Face recognition software of the kind incorporated into biometric identification tools, photo-gallery applications and social media websites can be very useful but the technology raises privacy concerns, given the seeming ease with which faces in photos can now be tied to an individual. Researchers in Russia and Poland hope to take face recognition technology an important step forward with the even more powerful software they have developed.

Writing in the International Journal of Biometrics, Georgy Kukharev of Saint Petersburg Electrotechnical University in Russia, and colleagues Paweł Forczmański and Andrzej Tujaka of the West Pomeranian University of Technology, Szczecin, Poland, explain how they have developed algorithms they refer to as two-dimensional Canonical Correlation Analysis (CCArc) and two-dimensional Partial Least Squares (PLSrc) for image matching where "rc" implies the analysis is applied to the images' rows and columns.

Conventionally, scanning techniques based on CCA and PLS convert an image into a small set of variables, such as distance between eyes, width of jaw, and other factors. New images in which a face is to be identified are then categorized in the same way and the variables compared with those in the database. Correlation of a significant number of the variables gives a variable positive identification for the "new" face with one in the database and allows the software to verify with varying degrees of certain whether that new face is a specific individual in the database. The same technology can be used for biometric identification of a face on a driver's license or on a social network, or for finding your friends and relatives in your photo collection.

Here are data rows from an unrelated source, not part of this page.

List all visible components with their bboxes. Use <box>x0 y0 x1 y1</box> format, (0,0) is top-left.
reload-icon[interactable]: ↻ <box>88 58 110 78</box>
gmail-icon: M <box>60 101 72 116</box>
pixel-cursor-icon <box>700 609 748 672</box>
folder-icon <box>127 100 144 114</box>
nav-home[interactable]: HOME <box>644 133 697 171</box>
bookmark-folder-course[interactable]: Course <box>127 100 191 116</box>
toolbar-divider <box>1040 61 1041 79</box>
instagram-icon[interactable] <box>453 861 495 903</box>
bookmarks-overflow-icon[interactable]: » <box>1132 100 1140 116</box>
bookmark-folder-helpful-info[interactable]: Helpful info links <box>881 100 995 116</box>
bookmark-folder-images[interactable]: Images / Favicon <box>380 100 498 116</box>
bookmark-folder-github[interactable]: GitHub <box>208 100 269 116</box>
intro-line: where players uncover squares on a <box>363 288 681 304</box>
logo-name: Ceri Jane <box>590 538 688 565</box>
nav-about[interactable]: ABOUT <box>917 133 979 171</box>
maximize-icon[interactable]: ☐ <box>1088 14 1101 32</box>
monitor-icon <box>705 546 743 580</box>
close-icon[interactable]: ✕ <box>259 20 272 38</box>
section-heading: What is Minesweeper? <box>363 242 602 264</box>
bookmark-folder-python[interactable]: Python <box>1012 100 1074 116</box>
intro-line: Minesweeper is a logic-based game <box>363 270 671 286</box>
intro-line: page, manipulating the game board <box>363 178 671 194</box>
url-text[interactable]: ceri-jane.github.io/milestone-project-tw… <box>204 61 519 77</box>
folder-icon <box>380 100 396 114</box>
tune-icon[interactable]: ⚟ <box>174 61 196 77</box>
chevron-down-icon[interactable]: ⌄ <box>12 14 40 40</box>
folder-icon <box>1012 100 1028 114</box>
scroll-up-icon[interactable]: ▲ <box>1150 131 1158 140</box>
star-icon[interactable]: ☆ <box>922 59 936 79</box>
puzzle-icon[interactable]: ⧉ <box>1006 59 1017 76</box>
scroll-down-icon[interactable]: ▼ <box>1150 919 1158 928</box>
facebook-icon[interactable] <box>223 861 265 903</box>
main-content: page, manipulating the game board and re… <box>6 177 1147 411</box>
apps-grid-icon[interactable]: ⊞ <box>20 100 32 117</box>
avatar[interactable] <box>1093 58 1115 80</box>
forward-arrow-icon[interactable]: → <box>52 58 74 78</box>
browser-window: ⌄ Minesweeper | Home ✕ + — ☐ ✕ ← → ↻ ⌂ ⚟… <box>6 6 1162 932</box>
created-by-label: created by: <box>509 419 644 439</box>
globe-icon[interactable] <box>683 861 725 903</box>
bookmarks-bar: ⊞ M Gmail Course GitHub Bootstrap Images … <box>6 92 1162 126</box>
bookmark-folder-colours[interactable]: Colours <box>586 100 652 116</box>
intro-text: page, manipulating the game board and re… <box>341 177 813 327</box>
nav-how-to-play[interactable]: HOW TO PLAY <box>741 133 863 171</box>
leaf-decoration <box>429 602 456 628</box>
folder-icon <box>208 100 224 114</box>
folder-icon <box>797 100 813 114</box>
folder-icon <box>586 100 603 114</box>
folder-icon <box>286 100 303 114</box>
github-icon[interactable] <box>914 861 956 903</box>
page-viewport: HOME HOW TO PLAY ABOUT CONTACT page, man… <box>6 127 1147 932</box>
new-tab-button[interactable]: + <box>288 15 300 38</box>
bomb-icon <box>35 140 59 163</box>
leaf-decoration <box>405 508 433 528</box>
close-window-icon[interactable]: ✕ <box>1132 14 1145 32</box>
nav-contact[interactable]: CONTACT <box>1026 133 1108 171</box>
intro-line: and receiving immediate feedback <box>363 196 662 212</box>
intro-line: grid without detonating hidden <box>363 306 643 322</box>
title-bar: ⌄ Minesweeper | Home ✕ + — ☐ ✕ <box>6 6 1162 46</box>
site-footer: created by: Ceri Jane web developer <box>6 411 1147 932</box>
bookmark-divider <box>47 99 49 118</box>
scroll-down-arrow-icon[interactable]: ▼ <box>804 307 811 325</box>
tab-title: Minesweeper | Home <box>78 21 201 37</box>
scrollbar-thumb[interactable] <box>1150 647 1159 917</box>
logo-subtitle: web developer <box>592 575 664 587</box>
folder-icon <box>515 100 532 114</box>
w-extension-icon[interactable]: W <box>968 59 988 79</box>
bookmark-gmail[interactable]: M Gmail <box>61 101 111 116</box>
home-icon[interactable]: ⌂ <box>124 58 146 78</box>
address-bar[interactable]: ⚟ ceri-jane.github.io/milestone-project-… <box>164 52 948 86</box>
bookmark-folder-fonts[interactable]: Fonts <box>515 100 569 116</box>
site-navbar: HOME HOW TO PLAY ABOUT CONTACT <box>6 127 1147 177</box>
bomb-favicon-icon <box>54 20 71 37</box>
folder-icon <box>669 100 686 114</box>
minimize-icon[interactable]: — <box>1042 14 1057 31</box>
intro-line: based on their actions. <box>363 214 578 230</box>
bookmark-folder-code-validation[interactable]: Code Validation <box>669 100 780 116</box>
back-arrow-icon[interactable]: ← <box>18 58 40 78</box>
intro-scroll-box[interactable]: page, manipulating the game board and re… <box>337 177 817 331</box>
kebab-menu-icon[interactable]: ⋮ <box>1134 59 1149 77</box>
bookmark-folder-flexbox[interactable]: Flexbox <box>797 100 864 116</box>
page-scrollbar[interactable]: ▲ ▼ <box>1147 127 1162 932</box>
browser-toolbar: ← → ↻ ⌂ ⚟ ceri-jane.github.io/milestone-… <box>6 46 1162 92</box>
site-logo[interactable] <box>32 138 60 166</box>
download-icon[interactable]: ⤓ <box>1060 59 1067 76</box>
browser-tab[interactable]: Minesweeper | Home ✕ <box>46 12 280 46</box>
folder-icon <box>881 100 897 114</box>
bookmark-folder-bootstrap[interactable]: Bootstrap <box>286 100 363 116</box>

The original algorithms for assessing and assigning variables are based on statistical methods developed in the 1930s. However, with the advent of more and more powerful computing, Forczmański and colleagues realized that these algorithms could be made much more powerful by measuring and analyzing many more variables in each image.

The team has extended the algorithms to utilize rows and columns and so generate a matrix for each image. They have tested them on known family databases as well as a photo gallery of their own creation with positive results. The algorithms perform well even with low-resolution images of faces and with varying lighting conditions and even if other objects, such as overhead lights or "loud" shirts are present in the photo. They have even developed a practical application that can find a person's spouse given the presence of pairs of faces in single photographs.